Our major line of research encompasses the study of leukocyte dynamics. For decades immunologists
have tried to estimate the typical proliferation and death rates of diverse leukocyte populations. Even
though these rates are often regarded textbook immunology, estimates easily vary by more than 100-fold.
Nevertheless, these turnover rates are a key factor in our understanding of many immunological
processes in health and disease. Moreover, we are trying to reveal how human diseases like HIV
infection, and therapeutic interventions such as haematopoietic stem-cell transplantation, affect
lymphocyte kinetics, but as long as there is controversy about the lymphocyte kinetics in healthy
individuals, such questions remain hard to address. Thanks to recent experimental advances,
including the application of stable-isotope labelling to measure cells that undergo proliferation, the
time is now ripe to determine these rates of leukocyte turnover. However, proper interpretation
of the experimental data hinges upon the use of mathematical models; without such models, labelling
curves remain merely descriptive and do not yield the quantitative turnover parameters that are needed.

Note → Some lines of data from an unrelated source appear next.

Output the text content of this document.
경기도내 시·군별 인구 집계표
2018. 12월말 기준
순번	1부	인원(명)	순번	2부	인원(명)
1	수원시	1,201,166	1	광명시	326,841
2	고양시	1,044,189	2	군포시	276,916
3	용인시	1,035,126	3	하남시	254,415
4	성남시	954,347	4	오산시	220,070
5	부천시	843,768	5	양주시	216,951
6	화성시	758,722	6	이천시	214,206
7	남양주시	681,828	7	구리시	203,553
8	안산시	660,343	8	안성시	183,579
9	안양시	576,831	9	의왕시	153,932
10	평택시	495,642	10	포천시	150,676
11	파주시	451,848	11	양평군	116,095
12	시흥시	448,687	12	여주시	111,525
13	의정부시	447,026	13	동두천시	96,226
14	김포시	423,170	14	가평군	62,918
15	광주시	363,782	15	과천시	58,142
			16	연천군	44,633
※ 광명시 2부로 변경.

Unfortunately, there is still a large gap between immunologists and mathematicians, which hampers
a potentially fruitful synergy between the two fields of research. I have recently been awarded a
VIDI-grant from the Netherlands Organization for Scientific Research (NWO) to bridge this gap,
and to develop a truly interdisciplinary line of research where experiments are interpreted using
mathematical models, which in turn suggest new experiments. This interdisciplinary approach is
used to determine the typical rates of cell death and proliferation of different leukocyte populations
in healthy subjects, to study how these rates change with age, and to study the contribution of
the thymus to the maintenance of the peripheral T-cell pool. Similar studies in patients should reveal
how the population dynamics of various leukocyte populations change when the immune
system is disturbed by infections such as HIV, or by haematopoietic stem cell transplantation.
A second line of research addresses the role of cytotoxic T-lymphocyte responses and human
leukocyte antigen (HLA) molecules in HIV-disease progression. Some HLA types have been
associated with delayed HIV-disease progression, while others are clearly associated with rapid
progression. We investigate two alternative hypotheses that could explain these associations.
The first hypothesis is that common HLA types are no longer protective because HIV has evolved
to escape presentation by these HLA molecules. The second hypothesis states that protective
HLA molecules present epitopes from constrained HIV-1 regions for which escape mutations
reduce the fitness of the virus. In line with the latter hypothesis, our bio-informatic analyses have
pointed out that certain HLA molecules provide better protection to HIV disease progression than
others because of intrinsic differences in their tendency to bind peptides from the HIV-p24 protein.